Climate change creating favorable conditions for life, more than a specific ability to adapt to harsh conditions, supported early humans’ migration from Africa to Europe and Asia through the Levant, new research based on remains of an extinct poisonous rat found in Israel has suggested.
During excavations conducted in the Judean Desert in search of new Dead Sea Scrolls led by the Antiquities Authority (IAA), the archaeologists ran into a cave with a high number of bones belonging to an ancient rodent related to the eastern African crested rat, a long haired animal somewhat similar to a porcupine and equipped with a poisonous mane to fend off predators.
A team of Israeli and international researchers – led by Dr. Ignacio A. Lazagabaster of the University of Haifa and the Museum of Nature in Berlin with colleagues from Tel Aviv University, the Hebrew University of Jerusalem, Montpellier University, the Geological Survey of Israel and the IAA – analyzed the fossils, including some DNA that they were able to extract.

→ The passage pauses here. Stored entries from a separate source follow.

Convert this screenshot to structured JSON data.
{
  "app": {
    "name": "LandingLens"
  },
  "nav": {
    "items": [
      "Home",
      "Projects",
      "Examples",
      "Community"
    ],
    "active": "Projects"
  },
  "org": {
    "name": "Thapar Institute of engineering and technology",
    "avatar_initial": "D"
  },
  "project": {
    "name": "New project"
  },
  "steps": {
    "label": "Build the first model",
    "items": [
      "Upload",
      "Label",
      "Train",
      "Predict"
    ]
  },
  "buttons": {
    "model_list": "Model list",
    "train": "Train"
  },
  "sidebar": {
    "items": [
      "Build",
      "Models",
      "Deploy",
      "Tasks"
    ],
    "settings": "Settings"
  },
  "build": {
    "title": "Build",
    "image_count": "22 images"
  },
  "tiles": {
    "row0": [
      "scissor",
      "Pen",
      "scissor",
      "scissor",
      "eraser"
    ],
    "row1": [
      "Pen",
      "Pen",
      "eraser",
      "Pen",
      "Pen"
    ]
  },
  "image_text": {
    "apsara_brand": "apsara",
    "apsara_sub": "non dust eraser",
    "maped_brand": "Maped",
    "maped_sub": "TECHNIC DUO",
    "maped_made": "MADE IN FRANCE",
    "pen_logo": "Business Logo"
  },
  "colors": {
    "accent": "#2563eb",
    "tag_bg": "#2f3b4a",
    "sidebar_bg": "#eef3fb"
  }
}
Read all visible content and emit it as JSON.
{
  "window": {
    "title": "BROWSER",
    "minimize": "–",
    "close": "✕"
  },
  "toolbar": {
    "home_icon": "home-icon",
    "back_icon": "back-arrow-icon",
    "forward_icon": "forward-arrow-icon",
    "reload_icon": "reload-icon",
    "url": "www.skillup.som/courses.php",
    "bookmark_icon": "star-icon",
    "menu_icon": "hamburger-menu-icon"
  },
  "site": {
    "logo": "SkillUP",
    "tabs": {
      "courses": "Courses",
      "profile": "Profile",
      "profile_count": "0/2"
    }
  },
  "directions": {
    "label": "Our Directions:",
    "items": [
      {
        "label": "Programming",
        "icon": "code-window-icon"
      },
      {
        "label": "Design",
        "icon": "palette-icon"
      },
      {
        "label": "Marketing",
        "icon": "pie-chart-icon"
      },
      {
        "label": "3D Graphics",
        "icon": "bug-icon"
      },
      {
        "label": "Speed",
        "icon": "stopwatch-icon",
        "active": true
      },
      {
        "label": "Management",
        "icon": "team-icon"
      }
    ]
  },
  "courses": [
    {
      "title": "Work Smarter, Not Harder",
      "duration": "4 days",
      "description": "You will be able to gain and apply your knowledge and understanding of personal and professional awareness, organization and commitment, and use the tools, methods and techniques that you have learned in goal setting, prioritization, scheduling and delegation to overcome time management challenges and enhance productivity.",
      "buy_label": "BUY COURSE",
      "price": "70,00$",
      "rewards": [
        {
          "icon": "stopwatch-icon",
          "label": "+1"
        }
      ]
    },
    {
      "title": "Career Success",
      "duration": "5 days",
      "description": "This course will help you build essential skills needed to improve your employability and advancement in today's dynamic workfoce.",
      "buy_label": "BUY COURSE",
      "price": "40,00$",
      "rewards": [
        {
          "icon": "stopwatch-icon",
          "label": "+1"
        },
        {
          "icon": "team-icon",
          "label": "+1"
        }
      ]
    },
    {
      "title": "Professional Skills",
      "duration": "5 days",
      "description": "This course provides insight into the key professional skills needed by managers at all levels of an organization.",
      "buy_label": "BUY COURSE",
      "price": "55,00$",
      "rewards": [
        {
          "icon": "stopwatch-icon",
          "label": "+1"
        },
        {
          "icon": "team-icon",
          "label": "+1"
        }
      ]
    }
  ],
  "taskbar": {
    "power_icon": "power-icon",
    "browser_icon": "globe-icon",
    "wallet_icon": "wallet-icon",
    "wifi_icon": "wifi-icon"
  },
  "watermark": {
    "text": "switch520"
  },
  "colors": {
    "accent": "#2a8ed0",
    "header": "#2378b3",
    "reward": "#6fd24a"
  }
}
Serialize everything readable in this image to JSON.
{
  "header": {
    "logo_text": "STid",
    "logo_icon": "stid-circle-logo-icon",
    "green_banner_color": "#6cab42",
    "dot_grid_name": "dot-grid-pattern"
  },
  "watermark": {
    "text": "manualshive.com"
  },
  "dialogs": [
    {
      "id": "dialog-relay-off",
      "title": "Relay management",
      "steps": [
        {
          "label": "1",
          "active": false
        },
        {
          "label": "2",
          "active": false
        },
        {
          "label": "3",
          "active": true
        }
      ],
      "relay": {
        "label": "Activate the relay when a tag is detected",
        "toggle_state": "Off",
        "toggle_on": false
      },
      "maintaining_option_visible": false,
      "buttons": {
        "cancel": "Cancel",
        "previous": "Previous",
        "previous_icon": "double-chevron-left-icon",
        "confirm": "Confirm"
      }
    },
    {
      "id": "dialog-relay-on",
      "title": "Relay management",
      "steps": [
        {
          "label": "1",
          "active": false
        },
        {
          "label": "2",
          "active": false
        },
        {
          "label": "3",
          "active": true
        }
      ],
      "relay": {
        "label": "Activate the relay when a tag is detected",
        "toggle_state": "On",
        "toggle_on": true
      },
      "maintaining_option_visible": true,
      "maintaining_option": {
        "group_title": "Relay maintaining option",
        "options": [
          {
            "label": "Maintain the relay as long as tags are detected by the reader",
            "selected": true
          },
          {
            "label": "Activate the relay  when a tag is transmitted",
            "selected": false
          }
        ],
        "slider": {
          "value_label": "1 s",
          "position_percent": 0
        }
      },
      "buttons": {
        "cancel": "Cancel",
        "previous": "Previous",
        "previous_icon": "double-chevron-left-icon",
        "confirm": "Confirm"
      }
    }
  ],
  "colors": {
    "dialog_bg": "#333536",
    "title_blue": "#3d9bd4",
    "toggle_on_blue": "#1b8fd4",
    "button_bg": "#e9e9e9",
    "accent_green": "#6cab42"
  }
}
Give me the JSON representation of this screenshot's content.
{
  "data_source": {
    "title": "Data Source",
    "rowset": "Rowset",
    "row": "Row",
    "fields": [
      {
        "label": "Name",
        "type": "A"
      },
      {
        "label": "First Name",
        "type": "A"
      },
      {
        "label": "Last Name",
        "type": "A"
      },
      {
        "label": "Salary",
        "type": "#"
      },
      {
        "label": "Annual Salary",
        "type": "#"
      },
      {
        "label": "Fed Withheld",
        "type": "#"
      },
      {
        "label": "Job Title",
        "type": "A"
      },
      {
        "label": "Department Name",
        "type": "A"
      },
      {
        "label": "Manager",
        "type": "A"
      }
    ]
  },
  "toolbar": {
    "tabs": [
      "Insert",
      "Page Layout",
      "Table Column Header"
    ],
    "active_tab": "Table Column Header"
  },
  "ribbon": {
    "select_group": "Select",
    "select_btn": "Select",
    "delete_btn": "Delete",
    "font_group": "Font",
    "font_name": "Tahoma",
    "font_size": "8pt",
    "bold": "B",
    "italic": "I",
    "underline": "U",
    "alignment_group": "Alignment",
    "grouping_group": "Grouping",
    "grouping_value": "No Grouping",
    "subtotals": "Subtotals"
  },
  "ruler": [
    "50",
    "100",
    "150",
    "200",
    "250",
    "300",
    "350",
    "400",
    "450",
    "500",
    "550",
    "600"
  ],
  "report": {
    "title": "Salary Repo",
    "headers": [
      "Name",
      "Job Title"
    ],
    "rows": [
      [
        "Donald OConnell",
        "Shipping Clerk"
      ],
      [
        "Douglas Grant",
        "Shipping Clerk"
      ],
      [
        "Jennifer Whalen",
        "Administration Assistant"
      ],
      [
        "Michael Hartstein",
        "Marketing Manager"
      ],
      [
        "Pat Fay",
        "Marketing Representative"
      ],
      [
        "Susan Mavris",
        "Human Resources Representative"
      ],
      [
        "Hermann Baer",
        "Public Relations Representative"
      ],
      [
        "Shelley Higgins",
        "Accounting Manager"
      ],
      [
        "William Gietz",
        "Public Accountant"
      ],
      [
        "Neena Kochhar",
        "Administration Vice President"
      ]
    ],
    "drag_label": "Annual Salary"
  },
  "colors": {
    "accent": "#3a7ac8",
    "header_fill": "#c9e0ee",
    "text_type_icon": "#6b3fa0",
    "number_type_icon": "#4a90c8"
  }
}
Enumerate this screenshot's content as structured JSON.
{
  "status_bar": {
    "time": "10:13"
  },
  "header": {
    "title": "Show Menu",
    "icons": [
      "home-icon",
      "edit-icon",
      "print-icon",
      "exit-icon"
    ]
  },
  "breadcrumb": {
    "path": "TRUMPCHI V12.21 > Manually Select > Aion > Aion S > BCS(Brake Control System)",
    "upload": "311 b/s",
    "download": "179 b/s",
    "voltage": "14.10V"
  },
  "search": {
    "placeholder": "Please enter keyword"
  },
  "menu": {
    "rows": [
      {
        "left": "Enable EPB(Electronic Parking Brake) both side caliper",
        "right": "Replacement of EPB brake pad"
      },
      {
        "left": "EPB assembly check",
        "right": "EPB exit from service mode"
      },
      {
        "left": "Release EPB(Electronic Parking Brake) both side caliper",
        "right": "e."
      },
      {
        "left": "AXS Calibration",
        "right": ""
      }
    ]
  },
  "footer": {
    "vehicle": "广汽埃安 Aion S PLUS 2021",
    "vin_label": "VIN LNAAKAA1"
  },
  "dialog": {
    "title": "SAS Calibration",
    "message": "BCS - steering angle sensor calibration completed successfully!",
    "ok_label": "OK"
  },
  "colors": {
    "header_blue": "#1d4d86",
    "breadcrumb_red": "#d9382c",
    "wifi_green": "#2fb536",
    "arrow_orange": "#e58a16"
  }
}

The findings were published in the academic journal PNAS (Proceedings of the National Academy of Sciences of the United States of America).
“We were able to extract DNA from the ancient bones in the Paleogenetic Laboratory at the Steinhardt Museum of Natural History – the earliest DNA extracted from bones in our region to date,” the authors explained. “Genetic and morphological analysis reveals that it is a subspecies of the crested rat that currently lives in East Africa.”
“These are very, very close animals, so if today this species lives in humid areas, chances are that even about 100,000 years ago the subspecies we found would have needed the same conditions,” they added, suggesting that at the time the Judean Desert was greener and wetter.
According to the dating conducted by the researchers using radio-carbon and other methods, the bones found date back to a period between 120,000 and 42,000 years.
While the first human migration from Africa began as early as 1.8 million years ago, modern humans are thought to have left Africa and spread out to other areas of the world, passing through the territory of modern Israel starting around 100,000 years ago.
Scholars have been debating whether their ability to travel and cross deserts is to be attributed to more favorable climatic conditions compared to those presented by the same areas in modern times, or to specific skills developed by humans that allowed them to survive in harsher conditions.
“Since there cannot be any doubt that this species presented special technological capabilities and its modality of spreading happened through slow movements over similar climatic areas, we assume that the same African species reached the Judean Desert through an ancient climatic corridor,” the researchers noted. “It is likely that also humans, who migrated from Africa to the Levant at that time, were aided by the same ecological corridor.”